Но и сингапурский цирк скоро разочаровал их. Почти все то же, что и в европейских цирках. Разве только интереснее номера с змеями и дикими зверями. Моряки купили целую охапку бананов и сахарного тростника и забавлялись тем, что кормили в цирке слонов.
Но и это надоело.
От пряного, влажно-теплого воздуха ночи, от молодости и вина в крови поднимался томительный зной, туманил мозг и сушил глаза, которые инстинктивно вспыхивали при встрече с женскими глазами. Даже аккуратный мичман Крейцер, всегда использовавший до конца удовольствие, за которое платил деньги, согласился уехать из цирка задолго до конца представления.
Но в Малай-Стрит он рискнул поехать не сразу. Всем было отлично известно, что у Крейцера в Петербурге невеста и что он женится на ней, как только получит чин лейтенанта. Поэтому он стеснялся ехать в Малай-Стрит и нерешительно протестовал:
-- Я на корабль. Мне нельзя.
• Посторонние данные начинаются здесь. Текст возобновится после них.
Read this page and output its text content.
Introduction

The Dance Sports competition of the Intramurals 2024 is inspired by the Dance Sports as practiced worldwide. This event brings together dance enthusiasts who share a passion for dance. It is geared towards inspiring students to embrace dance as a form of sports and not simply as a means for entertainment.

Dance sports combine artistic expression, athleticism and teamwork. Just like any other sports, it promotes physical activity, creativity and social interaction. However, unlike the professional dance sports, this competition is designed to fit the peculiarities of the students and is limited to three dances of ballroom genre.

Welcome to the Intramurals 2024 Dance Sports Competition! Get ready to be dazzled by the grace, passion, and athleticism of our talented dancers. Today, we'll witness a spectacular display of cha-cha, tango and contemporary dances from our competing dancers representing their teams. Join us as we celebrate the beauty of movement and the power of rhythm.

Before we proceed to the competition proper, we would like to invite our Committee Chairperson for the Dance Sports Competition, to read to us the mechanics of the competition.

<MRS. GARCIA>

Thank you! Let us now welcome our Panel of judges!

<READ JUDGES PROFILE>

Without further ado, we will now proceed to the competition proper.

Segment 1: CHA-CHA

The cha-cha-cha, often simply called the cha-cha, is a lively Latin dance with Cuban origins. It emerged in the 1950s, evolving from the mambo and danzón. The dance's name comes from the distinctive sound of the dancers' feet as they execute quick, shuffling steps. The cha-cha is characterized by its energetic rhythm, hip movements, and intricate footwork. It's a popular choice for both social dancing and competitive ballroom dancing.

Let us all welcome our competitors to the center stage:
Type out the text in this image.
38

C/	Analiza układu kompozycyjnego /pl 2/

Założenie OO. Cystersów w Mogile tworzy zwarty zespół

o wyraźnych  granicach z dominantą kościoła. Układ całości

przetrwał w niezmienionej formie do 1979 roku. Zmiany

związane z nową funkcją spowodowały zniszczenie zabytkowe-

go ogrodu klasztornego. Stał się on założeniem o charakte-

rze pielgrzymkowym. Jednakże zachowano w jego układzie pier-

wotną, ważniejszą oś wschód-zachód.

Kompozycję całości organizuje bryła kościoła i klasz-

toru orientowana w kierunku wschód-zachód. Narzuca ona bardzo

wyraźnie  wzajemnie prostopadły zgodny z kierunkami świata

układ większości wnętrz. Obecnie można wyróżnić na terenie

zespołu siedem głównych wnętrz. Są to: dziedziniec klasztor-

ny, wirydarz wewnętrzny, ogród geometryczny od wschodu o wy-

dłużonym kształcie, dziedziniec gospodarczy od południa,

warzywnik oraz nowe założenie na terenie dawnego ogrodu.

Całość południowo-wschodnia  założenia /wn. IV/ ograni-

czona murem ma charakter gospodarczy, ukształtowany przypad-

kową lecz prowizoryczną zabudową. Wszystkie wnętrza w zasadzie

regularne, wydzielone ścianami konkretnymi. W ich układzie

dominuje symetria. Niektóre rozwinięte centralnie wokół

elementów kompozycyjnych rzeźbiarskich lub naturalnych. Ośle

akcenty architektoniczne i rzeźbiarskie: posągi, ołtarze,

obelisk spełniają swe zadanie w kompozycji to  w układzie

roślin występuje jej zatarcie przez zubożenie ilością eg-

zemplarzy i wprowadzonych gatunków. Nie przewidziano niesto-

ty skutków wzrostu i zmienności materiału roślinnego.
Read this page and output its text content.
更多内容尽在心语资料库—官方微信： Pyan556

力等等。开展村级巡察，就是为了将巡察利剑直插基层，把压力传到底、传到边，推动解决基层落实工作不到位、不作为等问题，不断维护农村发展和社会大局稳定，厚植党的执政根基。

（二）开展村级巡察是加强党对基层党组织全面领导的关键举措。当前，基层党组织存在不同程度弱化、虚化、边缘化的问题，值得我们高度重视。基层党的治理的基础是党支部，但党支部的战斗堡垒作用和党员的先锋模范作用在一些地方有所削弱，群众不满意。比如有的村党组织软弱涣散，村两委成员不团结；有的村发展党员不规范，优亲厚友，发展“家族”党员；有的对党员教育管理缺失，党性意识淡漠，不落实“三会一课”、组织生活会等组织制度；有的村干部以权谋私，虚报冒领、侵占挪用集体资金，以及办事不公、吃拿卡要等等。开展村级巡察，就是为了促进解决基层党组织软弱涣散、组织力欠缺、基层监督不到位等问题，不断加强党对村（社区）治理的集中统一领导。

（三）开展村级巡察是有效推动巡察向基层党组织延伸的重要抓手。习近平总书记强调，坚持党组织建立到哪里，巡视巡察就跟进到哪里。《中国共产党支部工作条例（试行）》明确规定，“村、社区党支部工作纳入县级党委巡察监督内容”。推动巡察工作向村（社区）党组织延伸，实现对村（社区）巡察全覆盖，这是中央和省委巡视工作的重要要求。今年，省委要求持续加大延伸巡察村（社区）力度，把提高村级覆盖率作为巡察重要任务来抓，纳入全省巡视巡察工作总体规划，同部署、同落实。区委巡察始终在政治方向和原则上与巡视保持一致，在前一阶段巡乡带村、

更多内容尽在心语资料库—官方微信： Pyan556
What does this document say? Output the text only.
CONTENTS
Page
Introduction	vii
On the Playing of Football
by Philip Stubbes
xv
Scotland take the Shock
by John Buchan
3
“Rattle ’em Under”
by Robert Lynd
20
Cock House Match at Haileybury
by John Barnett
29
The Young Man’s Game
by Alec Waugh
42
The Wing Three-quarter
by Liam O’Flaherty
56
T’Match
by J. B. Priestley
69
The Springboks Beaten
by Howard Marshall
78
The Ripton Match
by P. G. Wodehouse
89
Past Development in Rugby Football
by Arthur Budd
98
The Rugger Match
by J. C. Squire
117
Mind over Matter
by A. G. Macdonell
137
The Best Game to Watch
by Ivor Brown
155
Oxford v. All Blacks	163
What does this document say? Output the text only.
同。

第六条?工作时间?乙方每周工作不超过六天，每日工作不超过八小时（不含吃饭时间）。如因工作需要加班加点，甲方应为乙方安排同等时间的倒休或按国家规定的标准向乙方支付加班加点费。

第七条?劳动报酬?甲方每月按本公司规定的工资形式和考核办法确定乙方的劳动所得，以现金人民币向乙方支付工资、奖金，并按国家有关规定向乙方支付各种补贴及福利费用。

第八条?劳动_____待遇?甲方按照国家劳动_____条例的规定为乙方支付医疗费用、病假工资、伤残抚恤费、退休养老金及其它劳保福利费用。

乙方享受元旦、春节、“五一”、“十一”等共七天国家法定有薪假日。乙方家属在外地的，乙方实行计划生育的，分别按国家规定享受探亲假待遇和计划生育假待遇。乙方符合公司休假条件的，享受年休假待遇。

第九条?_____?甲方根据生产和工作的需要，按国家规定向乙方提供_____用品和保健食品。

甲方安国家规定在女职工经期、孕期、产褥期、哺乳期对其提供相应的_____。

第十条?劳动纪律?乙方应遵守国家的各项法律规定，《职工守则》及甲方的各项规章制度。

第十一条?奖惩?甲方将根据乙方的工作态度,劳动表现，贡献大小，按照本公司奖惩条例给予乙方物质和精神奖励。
Я должен написать ответ, потому что нынче получил...
-- Ну, да, знаем, вилок капусты, -- с хохотом докончил за него Гринчуков, и все также засмеялись.
В каждом порту Крейцер получал от невесты письма, в которых с моральной, философской и практической точки зрения обсуждалась любовь. Письма на четырех, пяти, шести листках, и такие же письма он посылал ей. Обилие этих листков и дало повод Гринчукову обратиться однажды к товарищам с загадкой:
-- Тысяча одежек и все без застежек: -- угадайте, что это значит.
-- Капуста.
-- Нет, письма Крейцера к своей невесте, или от нее.
-- Поедем. Поедем, -- тянули Крейцера товарищи.
-- Нечего кобениться.
Гринчуков солидно добавил:
-- Это тебе полезно, немчура, ибо уяснит любовь паче всяких философских размышлений.
Любви все возрасты покорны.
Ее порывы плодоносны --
опять, перевирая, вставил стихи доктор.
-- Это профанация любви, -- убежденно и строго возразил немец.
Все так и покатились со смеху Но механик снова произнес так же серьезно:
-- Нет, брат, не профанация. -- Я покажу тебе такую любовь, какая ни одному немцу и во сне не снилась.
Тогда, делая вид, что едет только из любопытства,
Крейцер также взял рикшу и пустился с компанией в Малай-Стрит.
II.
Темные улицы... Белое здание отеля с колоннами, похожее на открытый дворец, все ярко освещенное огнями, где черные фраки мужчин и белые платья дам мерцают чувственными намеками... Затем опять темнота, и наконец новый, страшный и соблазнительный, почти сказочный и отвратительно земной -- Малай-Стрит.
Еще издали раздражающей загадкой тянут к себе из мрака бесчисленные огни разноцветных фонарей. Огни вытянулись узорными сверкающими лентами по обе стороны улицы и в конце ее как будто связываются в огненный узел.
Множество других маленьких огней, как светящиеся жуки, летят туда со всех сторон и сливаются там в один золотой рой, откуда идет переливное гудение, как из колоссального невиданного улья.
Иль это гул океана, гул стихии, который доносится сюда и качает сотни, тысячи бумажных фонарей, всевозможных видов и форм, около домов, в домах и над домами, где бунтует еще более дикая стихия.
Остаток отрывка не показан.